Privacy rules prohibit the state from publishing the list of licensed distributors, so savvy shoppers will want to ask about licensure before ordering. Anyone in the process can be licensed—the distributor, a seafood reseller, a restaurant—so long as someone has done the paperwork and, Slater says, “the license follows the crawfish from swamp to table.” Coloradans who mail-order crawfish online or buy them from local seafood distributors should receive copies of the permit—which is stamped in several places with instructions not to release the animals live—with their receipts.
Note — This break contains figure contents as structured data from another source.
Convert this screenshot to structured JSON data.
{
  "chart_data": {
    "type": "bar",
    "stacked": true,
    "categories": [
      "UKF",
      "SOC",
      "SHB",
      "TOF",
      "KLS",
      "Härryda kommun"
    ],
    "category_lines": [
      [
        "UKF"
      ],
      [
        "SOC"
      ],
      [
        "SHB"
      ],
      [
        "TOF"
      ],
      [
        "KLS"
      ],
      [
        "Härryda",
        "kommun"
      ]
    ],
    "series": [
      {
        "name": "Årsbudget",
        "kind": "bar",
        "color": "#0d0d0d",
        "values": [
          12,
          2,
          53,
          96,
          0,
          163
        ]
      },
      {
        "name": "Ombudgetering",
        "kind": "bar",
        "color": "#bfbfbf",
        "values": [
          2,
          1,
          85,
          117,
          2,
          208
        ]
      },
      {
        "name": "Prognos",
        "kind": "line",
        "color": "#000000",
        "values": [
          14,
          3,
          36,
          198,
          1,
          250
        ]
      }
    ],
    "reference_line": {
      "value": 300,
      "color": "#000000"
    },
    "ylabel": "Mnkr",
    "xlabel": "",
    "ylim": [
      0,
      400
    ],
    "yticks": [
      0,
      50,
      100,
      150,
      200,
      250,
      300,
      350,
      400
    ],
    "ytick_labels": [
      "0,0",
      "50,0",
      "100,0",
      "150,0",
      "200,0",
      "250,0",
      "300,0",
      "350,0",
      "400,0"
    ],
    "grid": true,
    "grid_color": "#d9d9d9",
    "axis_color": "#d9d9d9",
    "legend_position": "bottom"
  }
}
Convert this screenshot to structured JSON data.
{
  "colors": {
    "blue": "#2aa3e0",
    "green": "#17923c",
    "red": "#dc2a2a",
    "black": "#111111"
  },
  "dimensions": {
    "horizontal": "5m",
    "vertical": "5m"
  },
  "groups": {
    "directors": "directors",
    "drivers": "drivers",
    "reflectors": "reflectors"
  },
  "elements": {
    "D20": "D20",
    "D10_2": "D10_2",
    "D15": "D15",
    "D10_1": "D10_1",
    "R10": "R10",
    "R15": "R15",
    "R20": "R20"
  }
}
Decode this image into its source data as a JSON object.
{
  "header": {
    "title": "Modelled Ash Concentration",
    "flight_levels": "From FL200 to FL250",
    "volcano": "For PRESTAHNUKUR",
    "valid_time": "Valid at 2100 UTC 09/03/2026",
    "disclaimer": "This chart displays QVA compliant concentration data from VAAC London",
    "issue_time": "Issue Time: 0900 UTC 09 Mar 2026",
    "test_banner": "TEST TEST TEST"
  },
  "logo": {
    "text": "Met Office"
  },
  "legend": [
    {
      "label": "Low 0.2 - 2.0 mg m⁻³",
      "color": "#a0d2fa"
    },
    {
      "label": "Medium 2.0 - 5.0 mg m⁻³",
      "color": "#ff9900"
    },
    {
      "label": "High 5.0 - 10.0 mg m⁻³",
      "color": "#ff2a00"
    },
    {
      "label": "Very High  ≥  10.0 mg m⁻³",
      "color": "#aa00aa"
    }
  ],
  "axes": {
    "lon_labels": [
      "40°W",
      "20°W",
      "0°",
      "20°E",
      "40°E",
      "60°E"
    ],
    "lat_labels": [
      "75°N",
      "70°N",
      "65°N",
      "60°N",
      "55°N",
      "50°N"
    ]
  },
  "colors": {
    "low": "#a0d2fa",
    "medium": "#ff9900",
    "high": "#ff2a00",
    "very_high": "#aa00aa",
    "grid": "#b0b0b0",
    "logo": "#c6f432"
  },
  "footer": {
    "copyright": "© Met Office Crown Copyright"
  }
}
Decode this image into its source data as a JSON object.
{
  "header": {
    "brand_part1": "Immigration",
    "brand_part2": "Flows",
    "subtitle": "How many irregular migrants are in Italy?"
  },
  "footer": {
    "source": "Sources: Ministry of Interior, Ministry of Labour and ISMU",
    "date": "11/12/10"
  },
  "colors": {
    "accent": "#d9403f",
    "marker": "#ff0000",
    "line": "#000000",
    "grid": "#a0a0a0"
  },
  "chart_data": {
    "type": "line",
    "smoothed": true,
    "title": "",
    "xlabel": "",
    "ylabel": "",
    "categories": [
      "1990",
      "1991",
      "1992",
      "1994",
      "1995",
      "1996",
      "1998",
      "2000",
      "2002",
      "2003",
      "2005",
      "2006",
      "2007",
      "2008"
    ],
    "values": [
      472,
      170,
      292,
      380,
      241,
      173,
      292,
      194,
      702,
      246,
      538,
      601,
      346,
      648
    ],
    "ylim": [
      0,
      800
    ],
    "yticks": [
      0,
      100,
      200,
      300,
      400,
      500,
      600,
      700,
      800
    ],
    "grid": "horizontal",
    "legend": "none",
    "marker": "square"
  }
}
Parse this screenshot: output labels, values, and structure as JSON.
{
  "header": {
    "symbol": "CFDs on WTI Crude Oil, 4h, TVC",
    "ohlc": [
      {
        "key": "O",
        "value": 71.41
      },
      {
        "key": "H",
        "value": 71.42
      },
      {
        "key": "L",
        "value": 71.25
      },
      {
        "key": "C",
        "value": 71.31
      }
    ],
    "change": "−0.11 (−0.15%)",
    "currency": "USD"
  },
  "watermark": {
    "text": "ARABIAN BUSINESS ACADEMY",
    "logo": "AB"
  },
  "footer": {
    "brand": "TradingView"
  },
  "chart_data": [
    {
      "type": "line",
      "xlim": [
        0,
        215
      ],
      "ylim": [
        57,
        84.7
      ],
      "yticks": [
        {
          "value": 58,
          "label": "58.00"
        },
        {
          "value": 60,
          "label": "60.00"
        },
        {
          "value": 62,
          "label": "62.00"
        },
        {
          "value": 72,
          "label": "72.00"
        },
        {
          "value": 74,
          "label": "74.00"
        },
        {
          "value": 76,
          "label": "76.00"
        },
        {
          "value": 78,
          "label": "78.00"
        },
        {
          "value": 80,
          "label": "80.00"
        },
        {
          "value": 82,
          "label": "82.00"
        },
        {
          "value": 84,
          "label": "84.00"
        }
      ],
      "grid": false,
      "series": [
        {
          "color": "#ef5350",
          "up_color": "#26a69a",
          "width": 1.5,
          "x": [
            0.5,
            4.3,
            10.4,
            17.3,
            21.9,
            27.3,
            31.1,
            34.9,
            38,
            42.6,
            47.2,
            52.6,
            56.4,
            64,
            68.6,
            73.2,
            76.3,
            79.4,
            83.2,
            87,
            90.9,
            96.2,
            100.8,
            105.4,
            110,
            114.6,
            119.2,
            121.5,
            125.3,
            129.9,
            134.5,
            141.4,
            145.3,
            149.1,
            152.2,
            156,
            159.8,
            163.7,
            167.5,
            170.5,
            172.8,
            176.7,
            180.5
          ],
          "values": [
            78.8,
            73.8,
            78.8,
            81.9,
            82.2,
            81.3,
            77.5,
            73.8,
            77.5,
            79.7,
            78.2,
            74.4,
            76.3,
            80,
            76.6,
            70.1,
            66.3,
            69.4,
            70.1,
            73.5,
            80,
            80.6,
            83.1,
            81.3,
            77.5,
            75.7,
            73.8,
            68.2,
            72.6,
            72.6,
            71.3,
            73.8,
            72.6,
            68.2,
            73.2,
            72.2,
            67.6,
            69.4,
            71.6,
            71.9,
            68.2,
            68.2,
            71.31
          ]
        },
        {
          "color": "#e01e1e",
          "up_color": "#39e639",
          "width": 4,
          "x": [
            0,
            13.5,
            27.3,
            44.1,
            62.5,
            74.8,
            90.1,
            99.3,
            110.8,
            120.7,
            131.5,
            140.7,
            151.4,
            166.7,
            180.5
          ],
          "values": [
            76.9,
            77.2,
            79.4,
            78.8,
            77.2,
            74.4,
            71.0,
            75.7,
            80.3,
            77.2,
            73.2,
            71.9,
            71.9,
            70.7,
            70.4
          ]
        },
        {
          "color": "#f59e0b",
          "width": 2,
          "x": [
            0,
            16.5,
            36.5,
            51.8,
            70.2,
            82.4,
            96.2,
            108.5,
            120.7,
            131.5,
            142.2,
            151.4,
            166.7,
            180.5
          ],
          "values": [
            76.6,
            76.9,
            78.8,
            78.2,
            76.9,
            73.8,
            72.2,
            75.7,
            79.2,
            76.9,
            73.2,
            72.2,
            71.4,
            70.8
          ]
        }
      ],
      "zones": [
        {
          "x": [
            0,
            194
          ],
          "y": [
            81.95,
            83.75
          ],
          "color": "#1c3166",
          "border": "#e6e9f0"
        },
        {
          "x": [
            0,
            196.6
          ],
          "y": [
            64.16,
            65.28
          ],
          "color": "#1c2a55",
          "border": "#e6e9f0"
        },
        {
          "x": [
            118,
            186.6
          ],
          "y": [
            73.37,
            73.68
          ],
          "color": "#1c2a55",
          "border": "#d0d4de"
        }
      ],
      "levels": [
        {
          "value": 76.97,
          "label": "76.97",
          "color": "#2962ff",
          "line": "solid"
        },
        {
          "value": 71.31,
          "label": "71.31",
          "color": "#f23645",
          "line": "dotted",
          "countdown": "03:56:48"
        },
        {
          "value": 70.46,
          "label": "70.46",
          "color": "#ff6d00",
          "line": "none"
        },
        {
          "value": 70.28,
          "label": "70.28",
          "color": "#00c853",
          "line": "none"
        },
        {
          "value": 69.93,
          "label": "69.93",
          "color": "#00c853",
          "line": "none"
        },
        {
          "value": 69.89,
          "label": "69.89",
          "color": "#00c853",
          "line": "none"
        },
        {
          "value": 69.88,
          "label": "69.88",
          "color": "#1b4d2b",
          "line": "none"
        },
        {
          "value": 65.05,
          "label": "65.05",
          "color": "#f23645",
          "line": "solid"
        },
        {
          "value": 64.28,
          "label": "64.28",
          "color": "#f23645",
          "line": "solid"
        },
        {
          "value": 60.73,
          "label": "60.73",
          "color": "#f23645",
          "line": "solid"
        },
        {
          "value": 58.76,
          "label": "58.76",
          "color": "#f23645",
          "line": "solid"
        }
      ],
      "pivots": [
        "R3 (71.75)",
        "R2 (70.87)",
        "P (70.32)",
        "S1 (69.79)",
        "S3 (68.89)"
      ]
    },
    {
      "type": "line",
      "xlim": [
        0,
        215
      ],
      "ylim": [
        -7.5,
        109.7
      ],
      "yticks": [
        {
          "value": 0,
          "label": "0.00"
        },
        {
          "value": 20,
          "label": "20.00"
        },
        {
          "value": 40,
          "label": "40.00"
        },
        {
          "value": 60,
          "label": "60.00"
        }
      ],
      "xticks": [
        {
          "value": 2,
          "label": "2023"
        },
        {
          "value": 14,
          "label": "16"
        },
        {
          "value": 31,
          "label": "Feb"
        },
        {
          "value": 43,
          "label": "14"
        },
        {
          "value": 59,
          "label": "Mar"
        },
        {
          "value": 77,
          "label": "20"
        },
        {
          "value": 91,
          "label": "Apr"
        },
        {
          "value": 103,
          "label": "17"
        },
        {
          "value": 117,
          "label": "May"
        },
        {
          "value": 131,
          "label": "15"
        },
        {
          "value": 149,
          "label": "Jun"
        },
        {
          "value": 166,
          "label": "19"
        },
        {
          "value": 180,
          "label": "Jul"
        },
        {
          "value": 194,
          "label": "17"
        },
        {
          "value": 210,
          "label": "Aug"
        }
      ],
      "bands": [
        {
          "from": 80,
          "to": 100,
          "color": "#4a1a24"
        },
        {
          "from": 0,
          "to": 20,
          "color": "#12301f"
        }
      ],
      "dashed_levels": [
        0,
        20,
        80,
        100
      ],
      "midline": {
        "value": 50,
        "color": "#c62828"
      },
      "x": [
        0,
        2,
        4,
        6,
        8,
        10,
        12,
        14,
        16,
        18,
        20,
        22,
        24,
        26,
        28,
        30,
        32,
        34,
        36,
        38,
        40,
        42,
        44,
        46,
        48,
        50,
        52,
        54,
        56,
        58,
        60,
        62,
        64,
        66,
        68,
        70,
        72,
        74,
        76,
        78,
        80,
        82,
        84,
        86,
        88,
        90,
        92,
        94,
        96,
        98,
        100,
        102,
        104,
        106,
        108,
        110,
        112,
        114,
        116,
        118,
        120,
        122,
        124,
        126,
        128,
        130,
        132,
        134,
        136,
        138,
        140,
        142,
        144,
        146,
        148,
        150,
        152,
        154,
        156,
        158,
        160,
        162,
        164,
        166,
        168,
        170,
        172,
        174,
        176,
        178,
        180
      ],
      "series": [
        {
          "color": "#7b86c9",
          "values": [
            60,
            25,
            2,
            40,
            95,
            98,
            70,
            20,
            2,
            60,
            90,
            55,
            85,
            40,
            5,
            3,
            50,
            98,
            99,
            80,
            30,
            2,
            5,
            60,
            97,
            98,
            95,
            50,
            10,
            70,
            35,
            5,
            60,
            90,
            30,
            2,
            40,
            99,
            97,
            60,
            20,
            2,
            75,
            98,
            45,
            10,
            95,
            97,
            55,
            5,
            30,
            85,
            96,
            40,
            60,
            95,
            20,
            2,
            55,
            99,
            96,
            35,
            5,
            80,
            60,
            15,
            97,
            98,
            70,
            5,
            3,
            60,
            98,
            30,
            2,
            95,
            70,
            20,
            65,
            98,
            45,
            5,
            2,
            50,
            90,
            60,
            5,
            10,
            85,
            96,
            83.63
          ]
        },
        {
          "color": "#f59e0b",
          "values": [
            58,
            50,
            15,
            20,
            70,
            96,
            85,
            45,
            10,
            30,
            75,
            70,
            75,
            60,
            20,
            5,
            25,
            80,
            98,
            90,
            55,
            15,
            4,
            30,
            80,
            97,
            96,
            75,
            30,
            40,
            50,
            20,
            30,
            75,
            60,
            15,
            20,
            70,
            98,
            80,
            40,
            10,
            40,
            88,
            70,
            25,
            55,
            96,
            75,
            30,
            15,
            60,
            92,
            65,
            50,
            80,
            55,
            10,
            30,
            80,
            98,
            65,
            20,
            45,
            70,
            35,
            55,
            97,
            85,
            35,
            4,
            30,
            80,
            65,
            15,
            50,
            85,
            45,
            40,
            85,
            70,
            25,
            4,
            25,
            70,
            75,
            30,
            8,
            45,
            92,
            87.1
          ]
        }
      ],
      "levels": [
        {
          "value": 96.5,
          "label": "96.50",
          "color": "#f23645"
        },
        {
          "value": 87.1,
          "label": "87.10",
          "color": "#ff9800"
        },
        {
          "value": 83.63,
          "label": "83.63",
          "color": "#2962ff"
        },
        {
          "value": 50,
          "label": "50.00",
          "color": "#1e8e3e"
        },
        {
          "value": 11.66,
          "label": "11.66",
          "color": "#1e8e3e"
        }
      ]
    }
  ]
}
The issue, of course, isn’t the rule followers. Officials remain most concerned about individuals who buy the shellfish in Southern states and then cross into the Centennial State with mudbugs—and no license. “The brick-and-mortar suppliers in Denver are super easy. You can walk in there, you can do your outreach with them. Anytime you want to go inspect, you can,” East says. “It is the fly-by-night people who show up with a trunk full of crawfish—how do we track that?”

Public relations staff with the state agency say business owners, even those self-employed crawfish taxi drivers, are expected to research whether their operations comply with Colorado state law. For the first year or two of the new regulation, agency staff will focus on outreach. Then, CPW officers could begin issuing citations for illegal possession of wildlife for anyone still moving crawfish without a license. Doing so could be a pricey mistake. Some courts are willing to charge on that crime per animal, Petersburg says, so moving a couple thousand crawfish in a 50-pound sack could net someone a couple thousand violations—potentially, tens of thousands of dollars. “It’ll be a new spring for us all,” he says. “We’ll see how this goes.”